Another couple we became involved with for a short time were Abderrahim and Lennie
Biad. They were missionaries home on furlough and staying at Cedar Lane. He was from Morroco, a country he could not return to because he had a price on his head for preaching Christ. They were in the states raising support to return to the mission field, which would be to the Muslim population in Paris. They did eventually go to France, but I don’t know their fate after they left New Jersey.

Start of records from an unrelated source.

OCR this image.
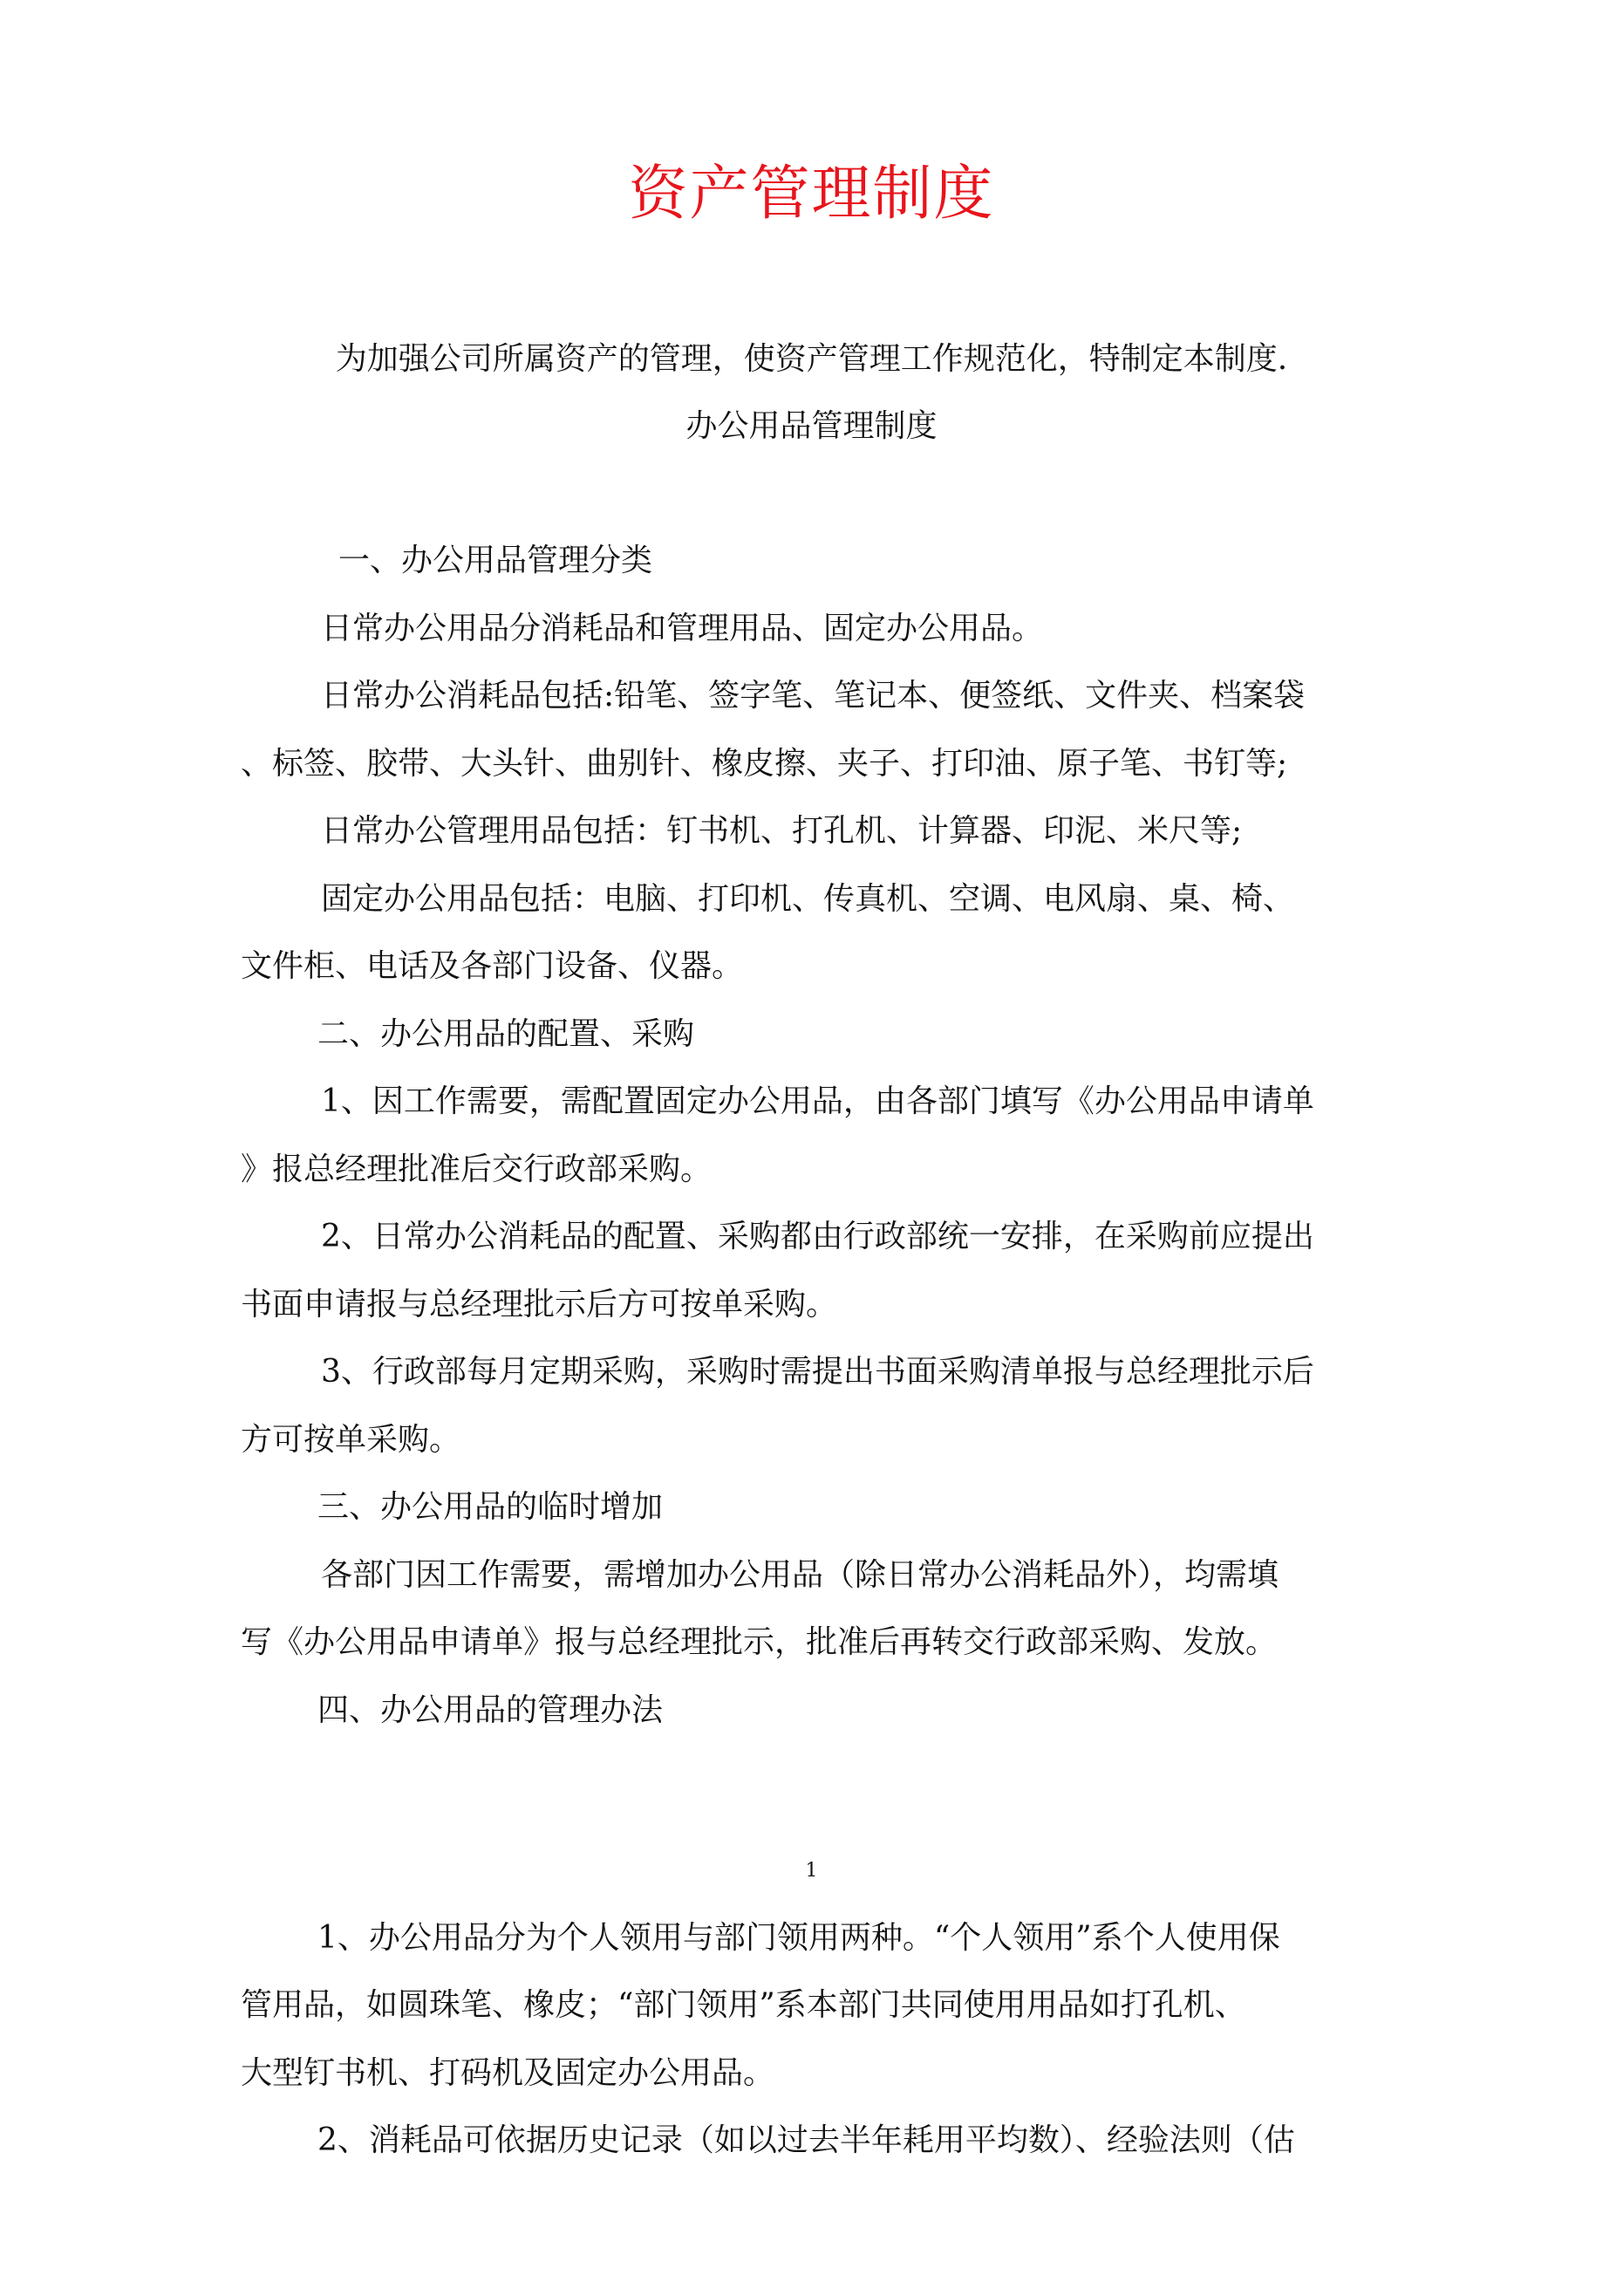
资产管理制度
为加强公司所属资产的管理，使资产管理工作规范化，特制定本制度.
办公用品管理制度
一、办公用品管理分类
日常办公用品分消耗品和管理用品、固定办公用品。
日常办公消耗品包括:铅笔、签字笔、笔记本、便签纸、文件夹、档案袋
、标签、胶带、大头针、曲别针、橡皮擦、夹子、打印油、原子笔、书钉等;
日常办公管理用品包括：钉书机、打孔机、计算器、印泥、米尺等;
固定办公用品包括：电脑、打印机、传真机、空调、电风扇、桌、椅、
文件柜、电话及各部门设备、仪器。
二、办公用品的配置、采购
1、因工作需要，需配置固定办公用品，由各部门填写《办公用品申请单
》报总经理批准后交行政部采购。
2、日常办公消耗品的配置、采购都由行政部统一安排，在采购前应提出
书面申请报与总经理批示后方可按单采购。
3、行政部每月定期采购，采购时需提出书面采购清单报与总经理批示后
方可按单采购。
三、办公用品的临时增加
各部门因工作需要，需增加办公用品（除日常办公消耗品外），均需填
写《办公用品申请单》报与总经理批示，批准后再转交行政部采购、发放。
四、办公用品的管理办法
1
1、办公用品分为个人领用与部门领用两种。“个人领用”系个人使用保
管用品，如圆珠笔、橡皮；“部门领用”系本部门共同使用用品如打孔机、
大型钉书机、打码机及固定办公用品。
2、消耗品可依据历史记录（如以过去半年耗用平均数）、经验法则（估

All our new friends weren’t directly connected to churches or missions. For instance we befriends the Bob McFalls, who was a Special Agent of the FBI, even if he didn’t look like Hollywood’s version of an FBI Agent.

Our life in the mid 1970s was far from what it had been when the decade started. The porno magazines had all been replaced by Christian books and my record collection now had such artists as Jimmy Swaggart, The Harbor Lights, Honeytree
(Nancy Heniggbaum - right), Bill Gaither Trio, Tony Valenti and other Christian singers then popular. My car radio was preset on WVCH, a Christian station out of Chester, Pennsylvania that broadcast such shows as Chuck Swindoll and Oliver B. Green, or Harold Camping’s Family Radio. This was many years before he got into predicting the date the world would end. He was a fairly respected Christian commentator back then.
My life was busy and happy, actually, but I was definitely into too much too early as a new Christian. Something would soon change all this over involvement and that something was indeed a miracle.